Watery Fowls, Farty Towels, Fatty Owls, Flowery Twats


Watery Fowls, Farty Towels, Flowery Twats, call it what you will – the good news for Fawlty Towers fans is that not only can they still record the trail-blazing series on UKTV on Tuesday mornings, they can now buy a new, digitally remastered set of DVDs featuring all 12 episodes plus interviews with the main characters.

It’s hard to believe the 30th anniversary of the final episode Basil the Rat rolls around on Sunday.

As Prunella Scales, who played Basil Fawlty’s feisty wife Sybil, told reporters last week, the days of Polly, Manuel and company feel much more recent than that. Perhaps it’s a sign that quality TV never really ages, it simply matures.

Certainly the original cast has matured. Co-writer John Cleese, 69, is touring again, apparently to finance the divorce of his third wife.

Scales, 77, is still involved in the theatre, and Cleese’s first wife and co-writer Connie Booth, who played waitress Polly, is now a psycho­analyst in London and refuses to have anything to do with the show.

As for Andrew Sachs, who played the most maligned character, the bumbling Spanish waiter Manuel, he’s now 79 and still accepting guest roles.

It’s a wonder Sachs lived long enough to tell the story.

Cleese once knocked him out with a frying pan during screening of The Wedding Party episode and he later suffered severe burns during the fire scene in The Germans.

The biggest success of Fawlty Towers? Without doubt its ability to endure. Thirty years on, it still seems to have the power to reduce each new generation to hysterics.

It was no different when my two 20-somethings first watched it. They were left helpless with laughter, rocking in the foetal position. They hadn’t laughed as much since Sensing Murder.

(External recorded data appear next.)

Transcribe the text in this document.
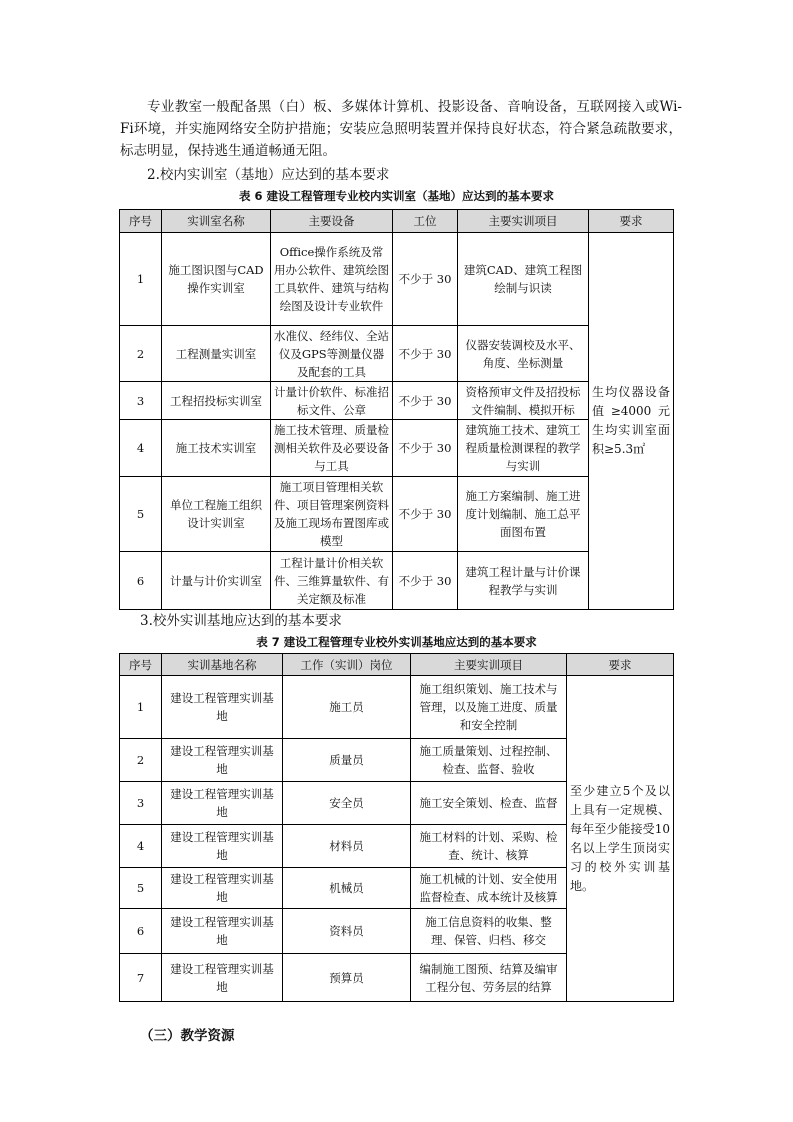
专业教室一般配备黑（白）板、多媒体计算机、投影设备、音响设备，互联网接入或Wi-Fi环境，并实施网络安全防护措施；安装应急照明装置并保持良好状态，符合紧急疏散要求，标志明显，保持逃生通道畅通无阻。

2.校内实训室（基地）应达到的基本要求

表 6 建设工程管理专业校内实训室（基地）应达到的基本要求

序号	实训室名称	主要设备	工位	主要实训项目	要求
1	施工图识图与CAD操作实训室	Office操作系统及常用办公软件、建筑绘图工具软件、建筑与结构绘图及设计专业软件	不少于 30	建筑CAD、建筑工程图绘制与识读	生均仪器设备值≥4000元 生均实训室面积≥5.3㎡
2	工程测量实训室	水准仪、经纬仪、全站仪及GPS等测量仪器及配套的工具	不少于 30	仪器安装调校及水平、角度、坐标测量	
3	工程招投标实训室	计量计价软件、标准招标文件、公章	不少于 30	资格预审文件及招投标文件编制、模拟开标	
4	施工技术实训室	施工技术管理、质量检测相关软件及必要设备与工具	不少于 30	建筑施工技术、建筑工程质量检测课程的教学与实训	
5	单位工程施工组织设计实训室	施工项目管理相关软件、项目管理案例资料及施工现场布置图库或模型	不少于 30	施工方案编制、施工进度计划编制、施工总平面图布置	
6	计量与计价实训室	工程计量计价相关软件、三维算量软件、有关定额及标准	不少于 30	建筑工程计量与计价课程教学与实训	

3.校外实训基地应达到的基本要求

表 7 建设工程管理专业校外实训基地应达到的基本要求

序号	实训基地名称	工作（实训）岗位	主要实训项目	要求
1	建设工程管理实训基地	施工员	施工组织策划、施工技术与管理，以及施工进度、质量和安全控制	至少建立5个及以上具有一定规模、每年至少能接受10名以上学生顶岗实习的校外实训基地。
2	建设工程管理实训基地	质量员	施工质量策划、过程控制、检查、监督、验收	
3	建设工程管理实训基地	安全员	施工安全策划、检查、监督	
4	建设工程管理实训基地	材料员	施工材料的计划、采购、检查、统计、核算	
5	建设工程管理实训基地	机械员	施工机械的计划、安全使用监督检查、成本统计及核算	
6	建设工程管理实训基地	资料员	施工信息资料的收集、整理、保管、归档、移交	
7	建设工程管理实训基地	预算员	编制施工图预、结算及编审工程分包、劳务层的结算	

（三）教学资源
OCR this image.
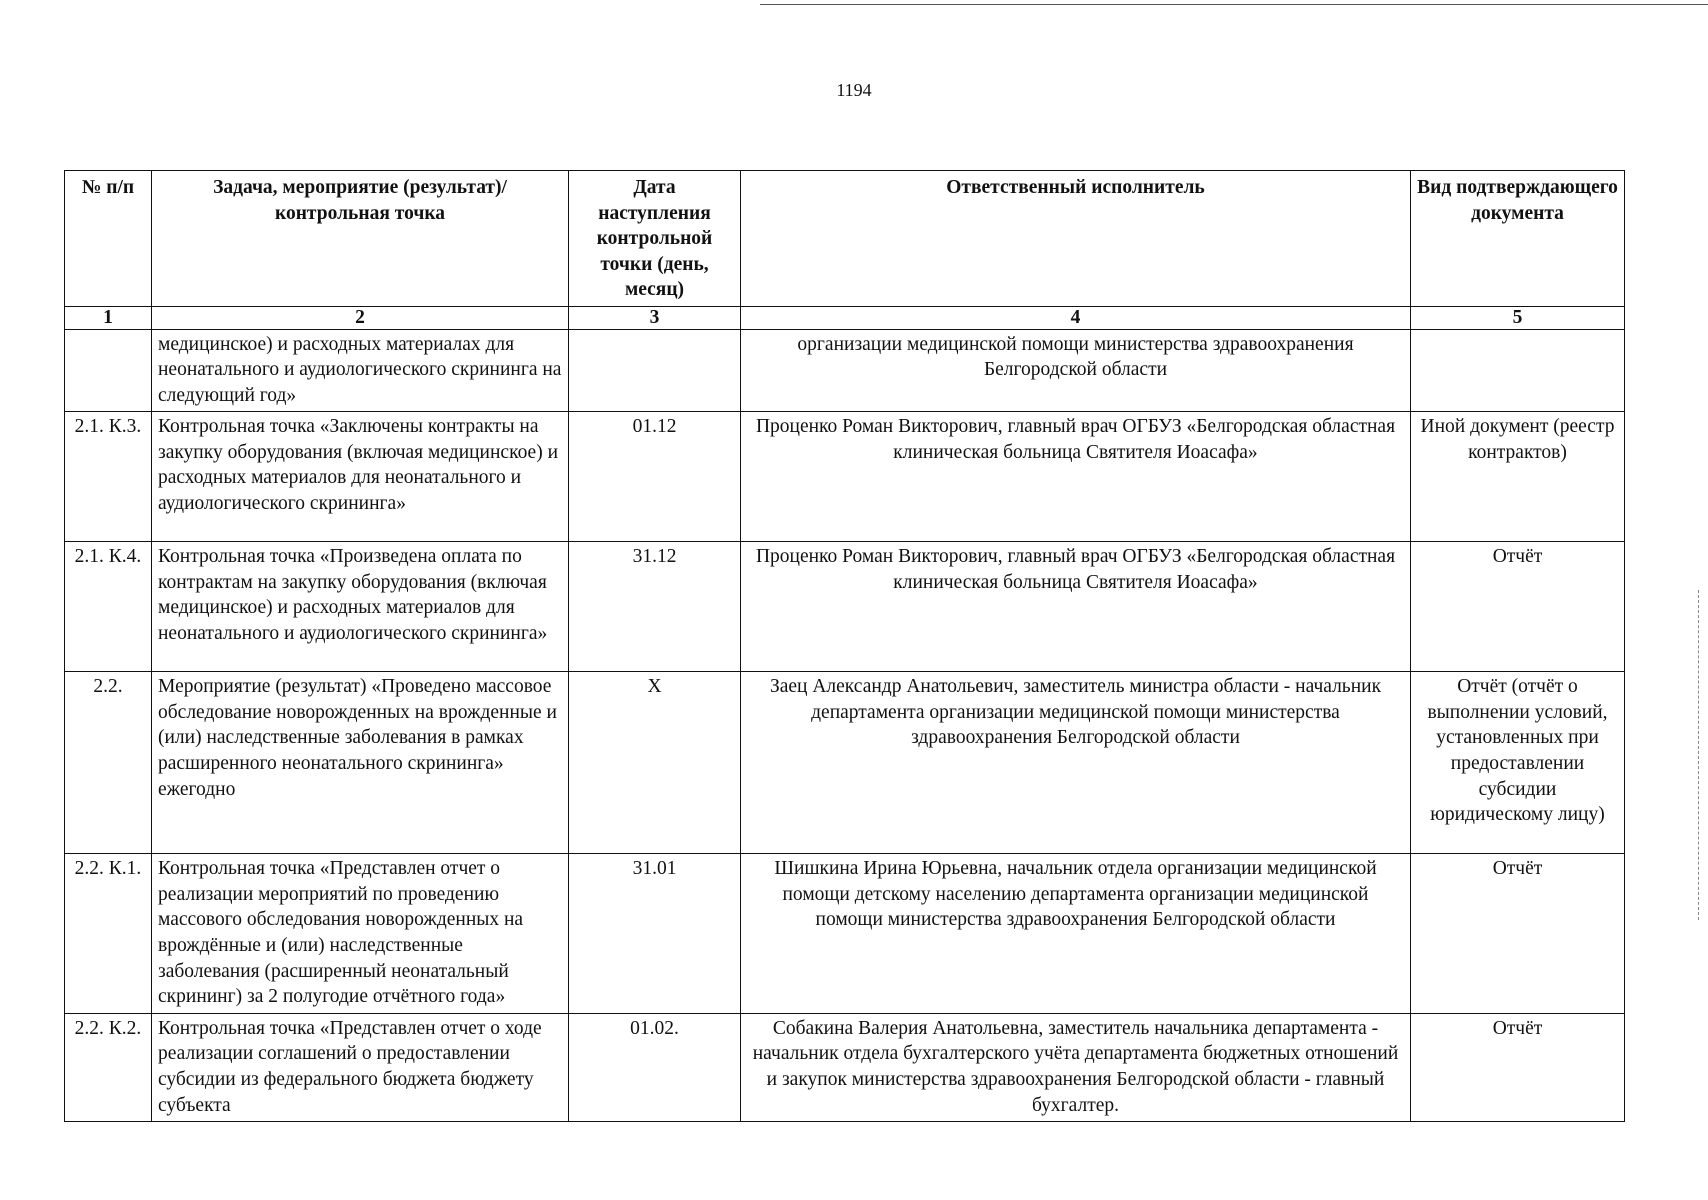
1194
№ п/п	Задача, мероприятие (результат)/ контрольная точка	Дата наступления контрольной точки (день, месяц)	Ответственный исполнитель	Вид подтверждающего документа
1	2	3	4	5
	медицинское) и расходных материалах для неонатального и аудиологического скрининга на следующий год»		организации медицинской помощи министерства здравоохранения Белгородской области	
2.1. К.3.	Контрольная точка «Заключены контракты на закупку оборудования (включая медицинское) и расходных материалов для неонатального и аудиологического скрининга»	01.12	Проценко Роман Викторович, главный врач ОГБУЗ «Белгородская областная клиническая больница Святителя Иоасафа»	Иной документ (реестр контрактов)
2.1. К.4.	Контрольная точка «Произведена оплата по контрактам на закупку оборудования (включая медицинское) и расходных материалов для неонатального и аудиологического скрининга»	31.12	Проценко Роман Викторович, главный врач ОГБУЗ «Белгородская областная клиническая больница Святителя Иоасафа»	Отчёт
2.2.	Мероприятие (результат) «Проведено массовое обследование новорожденных на врожденные и (или) наследственные заболевания в рамках расширенного неонатального скрининга» ежегодно	X	Заец Александр Анатольевич, заместитель министра области - начальник департамента организации медицинской помощи министерства здравоохранения Белгородской области	Отчёт (отчёт о выполнении условий, установленных при предоставлении субсидии юридическому лицу)
2.2. К.1.	Контрольная точка «Представлен отчет о реализации мероприятий по проведению массового обследования новорожденных на врождённые и (или) наследственные заболевания (расширенный неонатальный скрининг) за 2 полугодие отчётного года»	31.01	Шишкина Ирина Юрьевна, начальник отдела организации медицинской помощи детскому населению департамента организации медицинской помощи министерства здравоохранения Белгородской области	Отчёт
2.2. К.2.	Контрольная точка «Представлен отчет о ходе реализации соглашений о предоставлении субсидии из федерального бюджета бюджету субъекта	01.02.	Собакина Валерия Анатольевна, заместитель начальника департамента - начальник отдела бухгалтерского учёта департамента бюджетных отношений и закупок министерства здравоохранения Белгородской области - главный бухгалтер.	Отчёт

Everyone has their favourite episode. Some will point to The Builders, featuring the O’Reilly family as dodgy tradesmen, others will prefer Communication Problems in which the fractious, deaf old bat Mrs Richards starred.

The Kipper and the corpse, Basil the Rat and Waldorf Salad will all have their supporters as well.

Pressed to single one out, I’d struggle to go past The Germans, in which a concussed Basil offends a group of Teutonic guests, leading to the line that has since become immortalised in households and pubs throughout the world: “Don’t mention the war”.

For those with fading memories, one of the most memorable exchanges went something like this:

Basil: Don’t mention the war. I mentioned it once, but I think I got away with it. So it’s all forgotten now and let’s hear no more about it.

So that’s two egg mayonnaise, a prawn Goebbels, a Herman Goering and four Colditz salads….no, wait a minute…I got confused because everyone keeps mentioning the war.

German: Will you stop mentioning the war?

Basil: You started it.

German: We did not start it.

Basil: Yes you did, you invaded Poland…

The best thing about good TV? Luckily for us it never dies – it just gets digitally remastered.